Alison Bechdel:
Fun Home
Bechdels Fun Home, das ist in Wirklichkeit das Funeral Home, das Beerdigungsinstitut, das ihre Familie in den sechziger Jahren in einer Kleinstadt im Nordosten der USA betreibt. Es ist aber auch der sarkastische Ausdruck für ihre Lebensumstände als Kind. Mit einem Vater, der jahrzehntelang seine Homosexualität unterdrückt, einen permanenten Haß auf Frau und Kinder entwickelt und das Haus der Familie nach und nach zu einem Spielzeughaus umbaut: voller Rüschen, Troddeln, viktorianischer Relikte, ziselierter Türumrahmungen, rosa Vorhänge und vor allem Spiegel.
Ein Puppenhaus, ein Spiegelkabinett also. In dem Bechdel schon mit zehn Jahren eine gehörige Zahl Zwangsneurosen entwickelt und in dem sich am Ende jedes Familienmitglied in seine eigene Traumwelt flüchtet. Die Mutter als Laienschauspielerin, der Bruder als Bastler von Flugzeugmodellen, Alison schließlich erst in ihr Tagebuch und dann in das Zeichnen.

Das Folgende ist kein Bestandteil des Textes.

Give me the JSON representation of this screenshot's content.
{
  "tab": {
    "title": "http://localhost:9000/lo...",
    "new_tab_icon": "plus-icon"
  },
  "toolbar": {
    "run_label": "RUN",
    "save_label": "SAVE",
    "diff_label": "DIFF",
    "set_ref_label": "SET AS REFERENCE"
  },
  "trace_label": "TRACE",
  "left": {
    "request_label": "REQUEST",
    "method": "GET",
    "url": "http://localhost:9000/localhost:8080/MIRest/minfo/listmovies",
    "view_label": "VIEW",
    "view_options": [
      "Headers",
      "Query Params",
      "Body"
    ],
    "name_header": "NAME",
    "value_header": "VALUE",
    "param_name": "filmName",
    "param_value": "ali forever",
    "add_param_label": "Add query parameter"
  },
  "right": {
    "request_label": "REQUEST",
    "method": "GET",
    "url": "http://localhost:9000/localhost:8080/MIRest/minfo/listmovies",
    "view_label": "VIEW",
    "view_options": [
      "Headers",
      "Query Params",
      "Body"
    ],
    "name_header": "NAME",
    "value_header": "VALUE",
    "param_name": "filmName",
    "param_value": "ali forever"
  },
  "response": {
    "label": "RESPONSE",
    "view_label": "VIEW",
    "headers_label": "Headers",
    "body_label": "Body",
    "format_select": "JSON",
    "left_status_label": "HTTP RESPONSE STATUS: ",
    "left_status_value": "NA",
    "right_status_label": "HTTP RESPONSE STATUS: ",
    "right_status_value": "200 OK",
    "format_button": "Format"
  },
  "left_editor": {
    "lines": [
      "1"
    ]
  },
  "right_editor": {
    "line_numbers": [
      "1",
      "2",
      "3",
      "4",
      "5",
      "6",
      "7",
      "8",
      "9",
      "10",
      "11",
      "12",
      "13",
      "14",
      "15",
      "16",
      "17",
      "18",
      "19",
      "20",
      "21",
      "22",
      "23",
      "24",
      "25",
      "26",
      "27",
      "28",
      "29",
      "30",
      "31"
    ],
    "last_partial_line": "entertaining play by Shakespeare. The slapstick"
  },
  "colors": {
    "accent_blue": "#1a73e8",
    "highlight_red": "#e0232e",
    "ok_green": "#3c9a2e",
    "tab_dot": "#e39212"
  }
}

Rückblickend versucht Bechdel diesen Haufen von Neurotikern durch Beschreibung zu analysieren. Dabei zerfällt das Buch in zwei Teile: zum einen die Erzählungen über den Vater, zum anderen die der Künstlerin über sich selbst. Diese Erzählungen hängen sich nicht am zeitlichen Ablauf auf, sondern an literarischen Oberthemen. Jedes der sieben Kapitel in „Fun Home“ bezieht sich auf eines von sieben Lieblingsbüchern des Vaters. Von Fitzgerald bis Joyce, von Wilde bis Proust, von griechischen Sagen bis Kenneth Grahams „Der Wind in den Weiden“.
Es ist Bechdels große Stärke, dass sich der Leser in diesem literarischen Labyrinth nicht verliert. Bechdels klare Erzählstimme, ihre aufgeräumten Zeichnungen sind der großartige Führer durch diesen Lebensroman einer „Familie von Gezeichneten“, wie es doppeldeutig im Untertitel heisst.
Mit „Fun Home“ leistet Alison Bechdel eine unglaubliche Detektivarbeit im eigenen Leben, die weit über alle bisher erhältlichen autobiografischen Comics hinausgeht.